Comme Kaderin fronçait les sourcils, elle ajouta :
— Si le jeu en vaut la chandelle, d’accord ?
— Ah. Et tu crois que non ?
— Je n’ai pas tellement envie de craquer pour un mortel et de maudire chaque jour qui passe juste parce qu’il va mourir en un clin d’œil. Par rapport à ma notion du temps, je veux dire. Et puis après, de me languir en attendant son retour. Entre autres problèmes. Regina secoua la tête, l’air décidé.
— Non, ça n’en vaut pas la chandelle.
— Je comprends. Tu préfères renoncer à de petits plaisirs pour éviter de grandes souffrances.
Kaderin comprenait réellement… mais alors, pourquoi avait-elle pris du plaisir avec Sébastian, sachant qu’elle en serait ravagée par la suite ?

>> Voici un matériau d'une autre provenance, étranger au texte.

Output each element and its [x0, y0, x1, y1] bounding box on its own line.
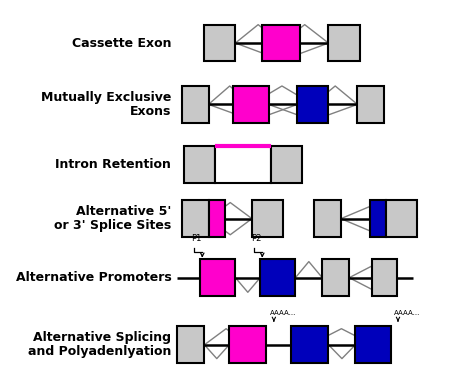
Bar [184, 146, 215, 183]
Bar [182, 200, 209, 237]
Text: or 3' Splice Sites: or 3' Splice Sites [54, 219, 171, 232]
Bar [260, 259, 295, 296]
Bar [252, 200, 283, 237]
Bar [328, 25, 359, 61]
Bar [372, 259, 397, 296]
Text: Alternative 5': Alternative 5' [76, 205, 171, 218]
Text: Intron Retention: Intron Retention [55, 158, 171, 171]
Text: Mutually Exclusive: Mutually Exclusive [41, 91, 171, 104]
Bar [322, 259, 349, 296]
Bar [356, 326, 391, 363]
Bar [291, 326, 328, 363]
Bar [177, 326, 204, 363]
Bar [209, 200, 225, 237]
Bar [357, 86, 384, 123]
Bar [229, 326, 266, 363]
Bar [233, 86, 268, 123]
Text: Exons: Exons [130, 105, 171, 118]
Text: AAAA...: AAAA... [394, 310, 420, 315]
Bar [182, 86, 209, 123]
Bar [370, 200, 386, 237]
Text: P2: P2 [251, 234, 261, 243]
Bar [271, 146, 301, 183]
Text: Alternative Splicing: Alternative Splicing [33, 331, 171, 344]
Bar [262, 25, 300, 61]
Bar [200, 259, 236, 296]
Bar [204, 25, 236, 61]
Text: P1: P1 [191, 234, 201, 243]
Bar [298, 86, 328, 123]
Text: Alternative Promoters: Alternative Promoters [16, 271, 171, 284]
Bar [314, 200, 341, 237]
Bar [215, 146, 271, 183]
Text: and Polyadenlyation: and Polyadenlyation [28, 345, 171, 358]
Text: AAAA...: AAAA... [270, 310, 296, 315]
Bar [386, 200, 418, 237]
Text: Cassette Exon: Cassette Exon [72, 37, 171, 49]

— Exactement ! C’est de l’instinct de survie, ni plus ni moins. Personne n’a l’air de s’en rendre compte, à Val-Hall. Elles me disent toutes de profiter de l’instant présent. Nïx m’a même conseillé de chercher mon berserk et de me le faire. (Regina poussa un soupir las.) Tiens, au fait… Tu vas te trouver un mec, maintenant que la malédiction disparaît ? Il paraît que tu n’as pas fricoté du tout depuis un millier d’années.
Kaderin ne voyait pas pourquoi elle aurait prétendu le contraire. Avant même la bénédiction, d’ailleurs, elle accordait si rarement sa confiance qu’elle avait eu peu d’amants.
— Je ne suis pas assez généreuse pour fricoter quand ça ne m’apporte rien. Je n’éprouve pas ce genre de désir.
Menteuse, menteuse, menteuse…
— Tu ne l’éprouvais pas, rectifia Regina avec un clin d’œil exagéré. Bon, tu les aimes comment, les mecs ? Enfin, comment tu les aimais ? Tu t’en souviens, au moins ?
Comment les aimait-elle, en effet ? Kaderin rougit en repoussant la pensée qui lui venait immédiatement à l’esprit.
— J’ai toujours été attirée par les gardeurs de cochons…
Sa compagne éclata de rire, avant de s’exclamer, quand elle-même pouffa discrètement :
— C’est trop bizarre ! Je n’étais pas née que tu étais déjà un vrai glaçon. Je ne t’ai jamais connue autrement…
La Radieuse considéra Kaderin d’un air approbateur.
— Mais en fin de compte, je te trouve plutôt sympa, quand tu n’es pas lobotomisée par une puissance supérieure.